Source: IMF, “Fiscal Monitor” and World Economic Outlook Database

The Philippines is projected to run a trade deficit of 10.2% of GDP in 2010. However, its unusually high income remittances from workers abroad (4.8% of GDP) contributes significantly to its positive current account balance.

Inflation – Domestic inflation can also be a leading indicator of weaker currencies in the future. Table 13 provides historic and projected data on consumer prices. Once again, Vietnam and India are the most worrisome.

Table 13. – Consumer Price Increases, Asian Countries

 Country  2007  2008  2009  2010  2011 proj.  2012 proj.
Taiwan 1.8 3.5 -0.9 1.5 1.5 1.5
Malaysia 2.0 5.4 0.6 2.2 2.1 2.3
Thailand 2.2 5.5 -0.8 3.0 2.8 2.5
South Korea 2.5 4.7 2.8 3.1 3.4 3.0
China 4.8 5.9 -0.7 3.5 2.7 2.0
Philippines 2.8 9.3 3.2 4.5 4.0 4.0
Indonesia 6.0 9.8 4.8 5.1 5.5 5.4
Vietnam 8.3 23.1 6.7 8.4 8.0 6.1
India 6.4 8.3 10.9 13.2 6.7 4.7

Source: IMF: WEO Database

A View from the Private Sector

One indication of how Asian countries are viewed by foreign investors are sovereign bond spreads: how much more these countries have to pay for loans than the US. This information is presented in Table 14.

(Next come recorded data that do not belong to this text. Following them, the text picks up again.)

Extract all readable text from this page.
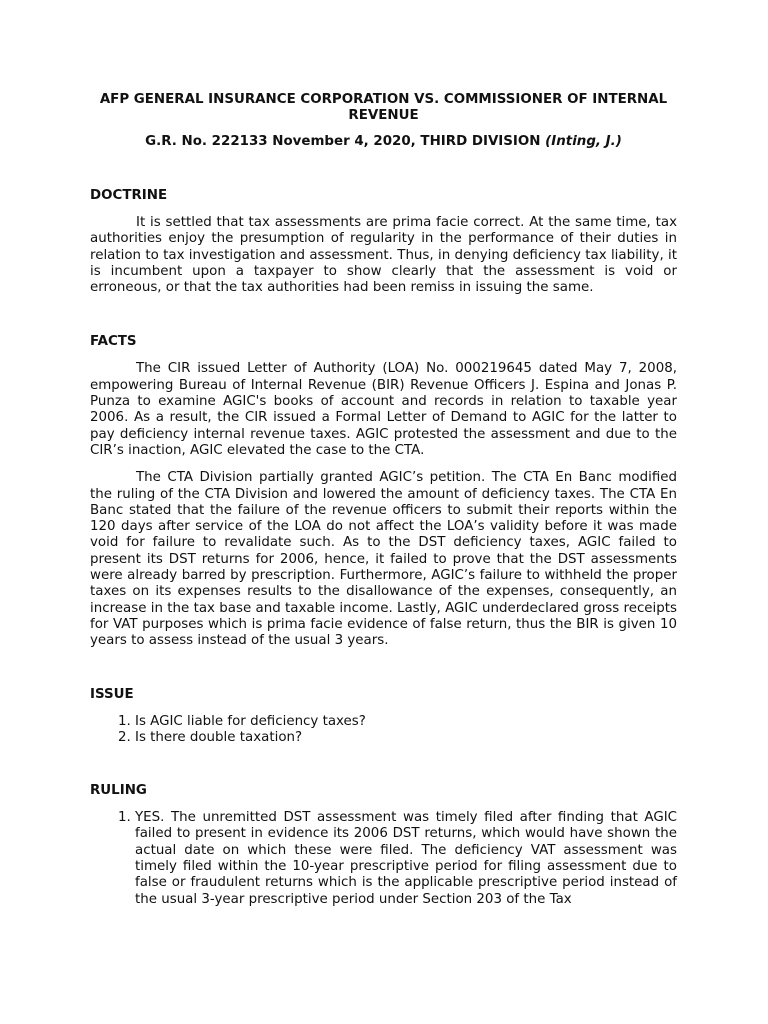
AFP GENERAL INSURANCE CORPORATION VS. COMMISSIONER OF INTERNAL REVENUE

G.R. No. 222133 November 4, 2020, THIRD DIVISION (Inting, J.)

DOCTRINE

It is settled that tax assessments are prima facie correct. At the same time, tax authorities enjoy the presumption of regularity in the performance of their duties in relation to tax investigation and assessment. Thus, in denying deficiency tax liability, it is incumbent upon a taxpayer to show clearly that the assessment is void or erroneous, or that the tax authorities had been remiss in issuing the same.

FACTS

The CIR issued Letter of Authority (LOA) No. 000219645 dated May 7, 2008, empowering Bureau of Internal Revenue (BIR) Revenue Officers J. Espina and Jonas P. Punza to examine AGIC's books of account and records in relation to taxable year 2006. As a result, the CIR issued a Formal Letter of Demand to AGIC for the latter to pay deficiency internal revenue taxes. AGIC protested the assessment and due to the CIR’s inaction, AGIC elevated the case to the CTA.

The CTA Division partially granted AGIC’s petition. The CTA En Banc modified the ruling of the CTA Division and lowered the amount of deficiency taxes. The CTA En Banc stated that the failure of the revenue officers to submit their reports within the 120 days after service of the LOA do not affect the LOA’s validity before it was made void for failure to revalidate such. As to the DST deficiency taxes, AGIC failed to present its DST returns for 2006, hence, it failed to prove that the DST assessments were already barred by prescription. Furthermore, AGIC’s failure to withheld the proper taxes on its expenses results to the disallowance of the expenses, consequently, an increase in the tax base and taxable income. Lastly, AGIC underdeclared gross receipts for VAT purposes which is prima facie evidence of false return, thus the BIR is given 10 years to assess instead of the usual 3 years.

ISSUE

1. Is AGIC liable for deficiency taxes?
2. Is there double taxation?

RULING

1. YES. The unremitted DST assessment was timely filed after finding that AGIC failed to present in evidence its 2006 DST returns, which would have shown the actual date on which these were filed. The deficiency VAT assessment was timely filed within the 10-year prescriptive period for filing assessment due to false or fraudulent returns which is the applicable prescriptive period instead of the usual 3-year prescriptive period under Section 203 of the Tax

Table 14. – Sovereign Bond Interest Rate Spreads, March 2011

(basis points over US Treasuries)

Country/Region Spread
Developing Asia 191.6
South Korea 89.3
Malaysia 110.2
China 149.8
Philippines 168.4
Indonesia 204.2
Vietnam 327.6

Source: World Bank GEM Data

Conclusions

This review of Asian nations suggests that investments in China, The Philippines, and South Korea should do well in the next few years. These countries are projected to grow at acceptable rates in the next few years with little chance of currency losses. At the other extreme, India and Vietnam appear risky. Both countries are projected to run large government and current account deficits and already have large government liabilities. The stock market runups in both Indonesia and Thailand makes one wonder how much further they will go. The estimated P/Es of India, Indonesia, Malaysia and Taiwan are very high.

In the second part of this two part series, attention will be given to specific investment opportunities in The Philippines.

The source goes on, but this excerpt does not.